Memorable too were Angela Hui’s Takeaway, recalling a childhood and early adulthood ‘behind the counter’ of her parents’ Chinese takeaway in rural Wales, The Red Zone by Chloe Caldwell, on life with PMDD, and, arriving just in the nick of time to be included here, Carrie Kills a Man by Carrie Marshall, an introspective and often funny reflection on gender transition, sexuality and coming out to family members and broadcasting colleagues.

Beyond recording treacle-slow medical and bureaucratic waiting times and the often banal realities of life during today’s transphobic moral panic and its assault on LGBT and feminist solidarity, Marshall documents great friendships, meaningful acts of kindness, and the euphoria and emancipation that comes with freedom of self expression.

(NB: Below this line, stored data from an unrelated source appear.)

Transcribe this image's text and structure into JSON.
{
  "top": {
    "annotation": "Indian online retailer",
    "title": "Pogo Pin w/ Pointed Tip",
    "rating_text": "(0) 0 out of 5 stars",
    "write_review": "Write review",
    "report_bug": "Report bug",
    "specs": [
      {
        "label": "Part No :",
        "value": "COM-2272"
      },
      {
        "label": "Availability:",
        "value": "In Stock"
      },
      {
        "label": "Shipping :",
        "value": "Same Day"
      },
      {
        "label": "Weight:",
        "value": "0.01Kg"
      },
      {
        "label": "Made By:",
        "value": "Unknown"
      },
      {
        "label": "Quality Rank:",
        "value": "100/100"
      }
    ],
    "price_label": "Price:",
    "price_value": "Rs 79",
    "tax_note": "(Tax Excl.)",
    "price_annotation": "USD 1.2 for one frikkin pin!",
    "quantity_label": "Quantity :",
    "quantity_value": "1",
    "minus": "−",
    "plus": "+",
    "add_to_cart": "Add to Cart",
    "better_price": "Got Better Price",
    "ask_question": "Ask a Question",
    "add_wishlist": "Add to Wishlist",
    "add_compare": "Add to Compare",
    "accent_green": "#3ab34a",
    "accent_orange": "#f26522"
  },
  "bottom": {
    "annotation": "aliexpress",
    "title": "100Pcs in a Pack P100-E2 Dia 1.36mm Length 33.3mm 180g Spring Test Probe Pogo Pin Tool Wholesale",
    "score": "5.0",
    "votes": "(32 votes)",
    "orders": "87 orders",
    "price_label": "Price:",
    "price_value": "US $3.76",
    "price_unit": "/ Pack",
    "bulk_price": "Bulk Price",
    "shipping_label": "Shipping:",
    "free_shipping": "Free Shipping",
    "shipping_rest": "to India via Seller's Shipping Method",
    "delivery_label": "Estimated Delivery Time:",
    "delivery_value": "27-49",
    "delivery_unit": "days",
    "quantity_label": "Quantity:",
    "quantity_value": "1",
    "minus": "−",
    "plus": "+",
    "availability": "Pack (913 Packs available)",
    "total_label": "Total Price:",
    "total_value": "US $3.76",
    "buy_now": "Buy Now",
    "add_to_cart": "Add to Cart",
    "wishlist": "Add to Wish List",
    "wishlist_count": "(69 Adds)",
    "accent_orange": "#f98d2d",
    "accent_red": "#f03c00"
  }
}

In poetry I enjoyed spending time with Blood, Salt, Spring by Hannah Lavery and the 50th anniversary edition of Liz Lochhead’s Memo for Spring. My friend Henry Bell teamed up with photographer Angela Catlin to present Still Life: a portrait of Glasgow during lockdown that I found a moving tribute to our city and its people. I’m seeing out the year with The Luna Erratum by Maria Sledmere – a poet with a great sense of fun.